Un Paese forte, tra l’altro, di una fertile pianura padana che garantisce materie prime agricole usandole acque convogliate da fiumi importanti – a cominciare dal Po – ma anche da opere di ingegneria idraulica realizzate con lungimiranza e perizia per servire usi agricoli e civici. Penso ai canali Villoresi, in Lombardia, ed emiliano romagnolo, oltre che alla diga di Ridracoli, per citarne alcune. Anche nei giorni più critici del luglio scorso, quando il Po in alcuni tratti era ridotto ai minimi termini, con una bassa portanza d’acqua mai vista, il Cer-Canale emiliano romagnolo ha continuato a garantire l’erogazione necessaria per usi civici e agricoli. E questo, “pur con l’impianto in sofferenza e a ridosso della soglia di blocco”, dopo aver attinto dal principale fiume italiano tutta l’acqua da destinare al settore idropotabile. La siccità di questo 2022 si presenta a ogni modo più intensa, prolungata e diffusa – ha riferito l’Istat - come mai era accaduto fino agli anni Ottanta del secolo scorso.
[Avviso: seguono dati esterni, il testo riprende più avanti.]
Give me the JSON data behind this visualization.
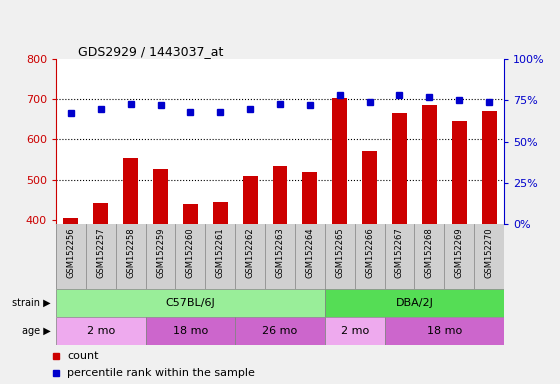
{
  "title": "GDS2929 / 1443037_at",
  "samples": [
    "GSM152256",
    "GSM152257",
    "GSM152258",
    "GSM152259",
    "GSM152260",
    "GSM152261",
    "GSM152262",
    "GSM152263",
    "GSM152264",
    "GSM152265",
    "GSM152266",
    "GSM152267",
    "GSM152268",
    "GSM152269",
    "GSM152270"
  ],
  "counts": [
    405,
    443,
    554,
    527,
    440,
    444,
    510,
    534,
    520,
    703,
    572,
    667,
    685,
    645,
    672
  ],
  "percentiles": [
    67,
    70,
    73,
    72,
    68,
    68,
    70,
    73,
    72,
    78,
    74,
    78,
    77,
    75,
    74
  ],
  "ylim_left": [
    390,
    800
  ],
  "ylim_right": [
    0,
    100
  ],
  "yticks_left": [
    400,
    500,
    600,
    700,
    800
  ],
  "yticks_right": [
    0,
    25,
    50,
    75,
    100
  ],
  "hlines": [
    500,
    600,
    700
  ],
  "bar_color": "#cc0000",
  "dot_color": "#0000cc",
  "bar_width": 0.5,
  "strain_groups": [
    {
      "label": "C57BL/6J",
      "start": 0,
      "end": 8,
      "color": "#99ee99"
    },
    {
      "label": "DBA/2J",
      "start": 9,
      "end": 14,
      "color": "#55dd55"
    }
  ],
  "age_groups": [
    {
      "label": "2 mo",
      "start": 0,
      "end": 2,
      "color": "#eeaaee"
    },
    {
      "label": "18 mo",
      "start": 3,
      "end": 5,
      "color": "#cc66cc"
    },
    {
      "label": "26 mo",
      "start": 6,
      "end": 8,
      "color": "#cc66cc"
    },
    {
      "label": "2 mo",
      "start": 9,
      "end": 10,
      "color": "#eeaaee"
    },
    {
      "label": "18 mo",
      "start": 11,
      "end": 14,
      "color": "#cc66cc"
    }
  ],
  "legend_items": [
    {
      "label": "count",
      "color": "#cc0000"
    },
    {
      "label": "percentile rank within the sample",
      "color": "#0000cc"
    }
  ],
  "tick_color_left": "#cc0000",
  "tick_color_right": "#0000cc",
  "xlabel_bg": "#d0d0d0",
  "plot_bg": "#ffffff",
  "fig_bg": "#f0f0f0"
}
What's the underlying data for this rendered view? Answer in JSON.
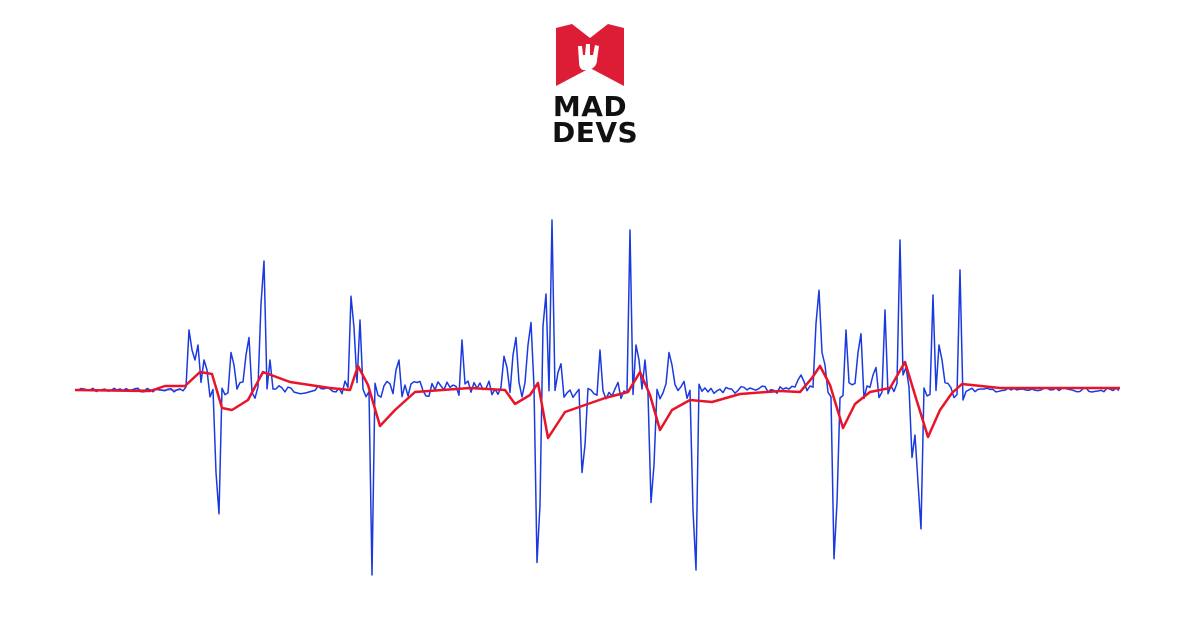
{
  "brand": {
    "line1": "MAD",
    "line2": "DEVS",
    "colors": {
      "red": "#dd1c36",
      "black": "#111111"
    }
  },
  "waveform": {
    "raw_color": "#1a3ae0",
    "smooth_color": "#e8152a",
    "baseline_color": "#e9aab8"
  }
}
A tutto ciò si aggiunge poi un altro problema. Oltre all’acqua, in agricoltura devono infatti essere utilizzati in modo più accorto i fertilizzanti, ricorrendo a una ridistribuzione tecnologica e scientifica delle applicazioni. E questo attraverso processi produttivi supportati dall’implementazione di mappe dettagliate dei suoli per aiutare i paesi più vulnerabili a utilizzare i loro concimi in modo efficiente. Il Rapporto annuale divulgato dall’Istituto di statistica evidenzia l’effetto dei cambiamenti climatici e le vulnerabilità strutturali del sistema irriguo. Ma anche gli “effetti significativi” che un eventuale razionamento nelle aree più colpite dalla siccità avrebbe prima di tutto sul settore agricolo e sull’uso civile, che assorbono rispettivamente il 50 e il 36% dei consumi idrici. Ora, ha sottolineato l’Istat, “nel quadro delle misure per la tutela del territorio e della risorsa idrica, il Piano nazionale di rilancio e resilienza destina 4,38 miliardi di euro alla gestione sostenibile delle risorse idriche lungo l’intero ciclo, con l’obiettivo di migliorare la qualità ambientale delle acque marine e interne”.
“Risorse fondamentali- ha evidenziato l’Istat per iniziare un profondo rinnovamento infrastrutturale e gestionale”. Premesso che a tutto questo, secondo noi, dovrà comunque essere affiancata una normativa europea sulle nuove biotecnologie, le cosiddette Nbt, o Tecniche di evoluzione assistita (Tea) in Italia, che sgomberi il campo una volta per tutte sulla necessità di mettere a punto e commercializzare con metodi naturali nuove varietà di piante resistenti, non solo a tante malattie, ma anche alla carenza d’acqua. Di fronte a questa opportunità epocale il Parlamento europeo, e la commissione Agricoltura in particolare che ho l’onore di rappresentare, è pronto.
Le nuove biotecnologie sono conosciute da almeno vent’anni; testate e approvate dalla comunità scientifica internazionale con le sue tecniche di Cisgenesi e Genome Editing che consentono di ottenere nuove cultivar di piante, facendo leva su modifiche genetiche all’interno della stessa specie e in tempi molto più brevi di quanto già avviene in natura da millenni. Ma per accelerare questo percorso serve una normativa chiara e semplice, che la Commissione Ue può e deve produrre in tempi altrettanto rapidi per sdoganare sul mercato queste conquiste dello studio e della ricerca. Nell’interesse e per il bene di tutti.